Audio Signal Processing Using Time Domain Mel-Frequency Wavelet Coefficient
Rinku Sebastian, Simon O'Keefe, Martin Trefzer
TL;DR
The paper addresses the need for time-localized, perceptually aligned features in speech processing by proposing Time-domain Mel frequency Wavelet Coefficients (TMFWC), computed without heavy time-frequency conversions. TMFWC combines Mel-scale filtering with time-domain wavelet-inspired analysis, enabling efficient feature extraction suitable for reservoir computing, which provides a lightweight, memory-capable readout paradigm. The approach reduces computational burden while maintaining discriminative power, demonstrated on Ti-46 and Audio-MNIST with reservoir ensembles, and shows competitive performance for digit and speaker recognition. This work offers a practical path toward real-time, robust audio processing by integrating perceptual Mel-scale representation with time-localized analysis in the time domain.
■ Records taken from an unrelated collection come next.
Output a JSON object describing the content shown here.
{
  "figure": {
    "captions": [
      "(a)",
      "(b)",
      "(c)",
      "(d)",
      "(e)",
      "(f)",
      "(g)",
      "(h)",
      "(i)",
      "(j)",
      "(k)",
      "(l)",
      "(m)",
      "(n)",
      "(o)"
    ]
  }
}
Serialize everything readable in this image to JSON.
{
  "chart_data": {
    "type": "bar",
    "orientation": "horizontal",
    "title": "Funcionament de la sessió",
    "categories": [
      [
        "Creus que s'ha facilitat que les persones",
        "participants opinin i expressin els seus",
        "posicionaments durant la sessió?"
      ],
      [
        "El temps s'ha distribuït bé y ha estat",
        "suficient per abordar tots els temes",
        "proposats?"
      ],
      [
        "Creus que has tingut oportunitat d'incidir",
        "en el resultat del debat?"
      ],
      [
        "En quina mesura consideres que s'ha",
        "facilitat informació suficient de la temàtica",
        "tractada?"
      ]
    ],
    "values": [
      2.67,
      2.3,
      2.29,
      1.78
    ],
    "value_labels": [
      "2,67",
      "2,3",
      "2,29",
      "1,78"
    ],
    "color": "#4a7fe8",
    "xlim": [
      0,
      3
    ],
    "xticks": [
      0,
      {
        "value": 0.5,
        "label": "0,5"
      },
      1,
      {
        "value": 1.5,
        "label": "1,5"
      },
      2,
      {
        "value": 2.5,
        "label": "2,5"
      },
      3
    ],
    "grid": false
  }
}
Key contribution lies in the TMFWC construction and its effective pairing with Reservoir Computing to achieve efficiency without sacrificing accuracy, making it attractive for low-latency speech applications.
Abstract
Extracting features from the speech is the most critical process in speech signal processing. Mel Frequency Cepstral Coefficients (MFCC) are the most widely used features in the majority of the speaker and speech recognition applications, as the filtering in this feature is similar to the filtering taking place in the human ear. But the main drawback of this feature is that it provides only the frequency information of the signal but does not provide the information about at what time which frequency is present. The wavelet transform, with its flexible time-frequency window, provides time and frequency information of the signal and is an appropriate tool for the analysis of non-stationary signals like speech. On the other hand, because of its uniform frequency scaling, a typical wavelet transform may be less effective in analysing speech signals, have poorer frequency resolution in low frequencies, and be less in line with human auditory perception. Hence, it is necessary to develop a feature that incorporates the merits of both MFCC and wavelet transform. A great deal of studies are trying to combine both these features. The present Wavelet Transform based Mel-scaled feature extraction methods require more computation when a wavelet transform is applied on top of Mel-scale filtering, since it adds extra processing steps. Here we are proposing a method to extract Mel scale features in time domain combining the concept of wavelet transform, thus reducing the computational burden of time-frequency conversion and the complexity of wavelet extraction. Combining our proposed Time domain Mel frequency Wavelet Coefficient(TMFWC) technique with the reservoir computing methodology has significantly improved the efficiency of audio signal processing.